Even at the time of this article’s publication, the Saudis are attempting to take over this key port in Yemen knowing full well the real suffering will be felt by the civilian population. Hodeidah port is “Yemen’s lifeline,” according to the director of the Sana’a Center for Strategic Studies.
The Houthi Movement
Despite all of this mainstream evidence that Saudi Arabia is unleashing the true horror and devastation in Yemen, somehow the Trump administration continues to blame Iran for this catastrophe. In reality, the Houthis are not extensively backed by Iran but are directly assisted on the ground by forces loyal to Yemen’s former president, Ali Abdullah Saleh. Saleh was ousted in 2012 but continues to retain the loyalty of much of the armed forces.
In this context, Yemeni armed forces marched towards its capital, Sana’a, in 2014 and forced the removal of then presidentAbd-Rabbu Mansour Hadi. In other words, an organic uprising displaced a leader that was widely viewed as a Saudi puppet. Saudi Arabia, with U.S. and U.K. assistance and with the backing of a number of Gulf States, has since insisted on Hadi’s reinstatement by force.
Hadi was already overthrown (by his people nonetheless). What gives Saudi Arabia the right to force this leader on a population that doesn’t want him anymore? Bear in mind, overthrowing one’s leader is something the Saudis claim should happen in Syria, despite the fact that Assad retained his post as Syria’s president with an overwhelming election victory in 2014.
What makes Yemen’s uprising bad and, conversely, what makes Syria’s uprising good? The fact that the Houthis are not al-Qaeda-aligned?
Not to mention that Assad has not been overthrown in almost six years of fighting, compared with Hadi, who was overthrown in a mere matter of months. This should tell one something about the difference between these conflicts. Even with the assistance of Saudi air power — completely empowered by the U.S. and the U.K. — Saudi Arabia is struggling to beat the Houthi movement.
As this conflict rages on at a catastrophic rate with millions upon millions of civilians suffering, it is almost impossible to take the Trump administration’s claims regarding human rights in Syria seriously. Legal experts have already warned the U.S. government that its complicity in these attacks can make them a co-belligerent in Saudi Arabia’s vast, extensive list of war crimes. This warning has not helped at all in deterring the Trump administration from continuing some of Barack Obama’s worst policies.
If the U.S. pulled its support for Saudi Arabia, Yemen’s suffering could stop tomorrow. Rather, the words of Britain’s foreign secretary Boris Johnson brilliantly capture the West’s lack of empathy towards Yemen’s civilian population.
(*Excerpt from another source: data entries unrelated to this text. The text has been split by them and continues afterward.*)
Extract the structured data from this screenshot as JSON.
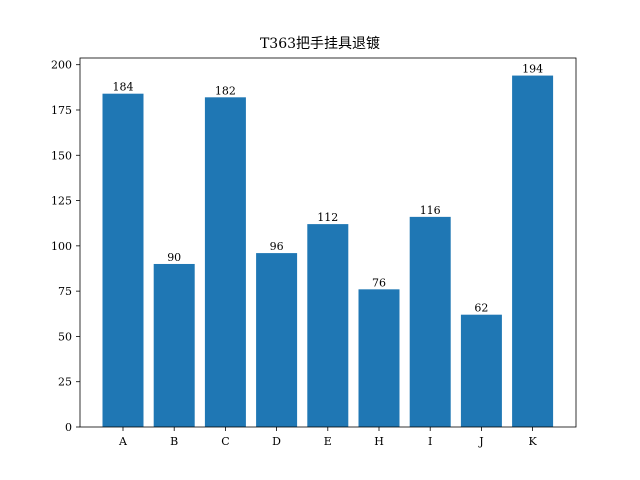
{
  "chart_data": {
    "type": "bar",
    "title": "T363把手挂具退镀",
    "xlabel": "",
    "ylabel": "",
    "categories": [
      "A",
      "B",
      "C",
      "D",
      "E",
      "H",
      "I",
      "J",
      "K"
    ],
    "values": [
      184,
      90,
      182,
      96,
      112,
      76,
      116,
      62,
      194
    ],
    "ylim": [
      0,
      203.7
    ],
    "yticks": [
      0,
      25,
      50,
      75,
      100,
      125,
      150,
      175,
      200
    ],
    "bar_color": "#1f77b4",
    "grid": false,
    "legend": null,
    "data_labels": true
  }
}
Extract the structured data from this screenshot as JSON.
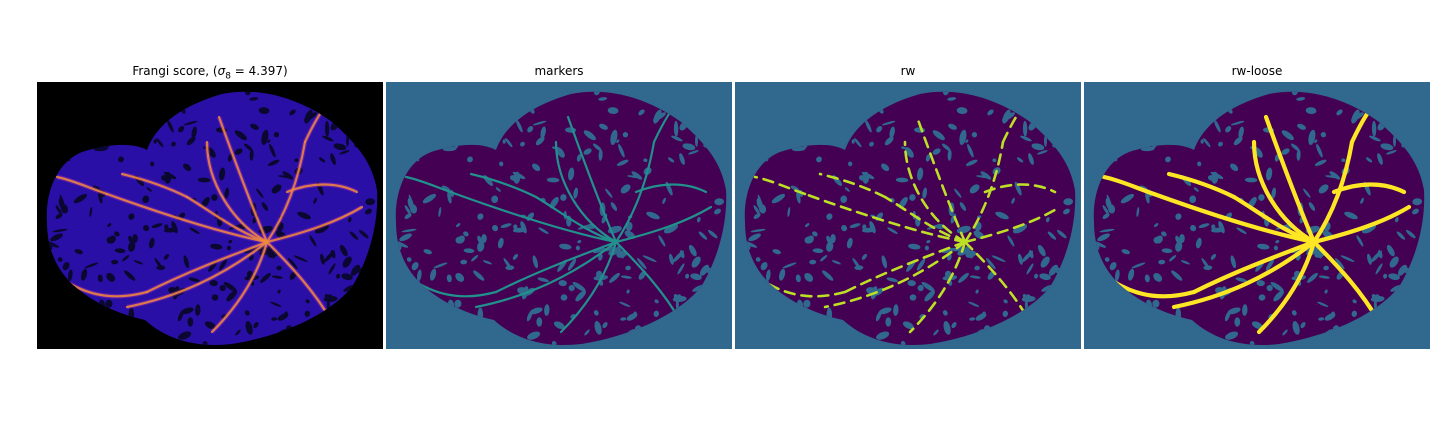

He stated that if the U.K. didn’t supply arms to Saudi Arabia, someone else would.
If that’s really how our respective governments feel about war crimes, crimes of aggression, and crimes against humanity, then they should stop pretending to care about human rights in Syria — because they don’t.
To the powers-that-be, Yemenis are nothing more than ants in a warped and barbaric geopolitical chess game that sees Saudi Arabia attempting to assert itself as a regional power.
In this context, the notion that the U.S. would consider supplying Saudi Arabia – a country so backward that women aren’t allowed to drive – with nuclear weapons is nothing short of suicidal.
Meanwhile, Yemen’s plight continues in complete silence. How can this be?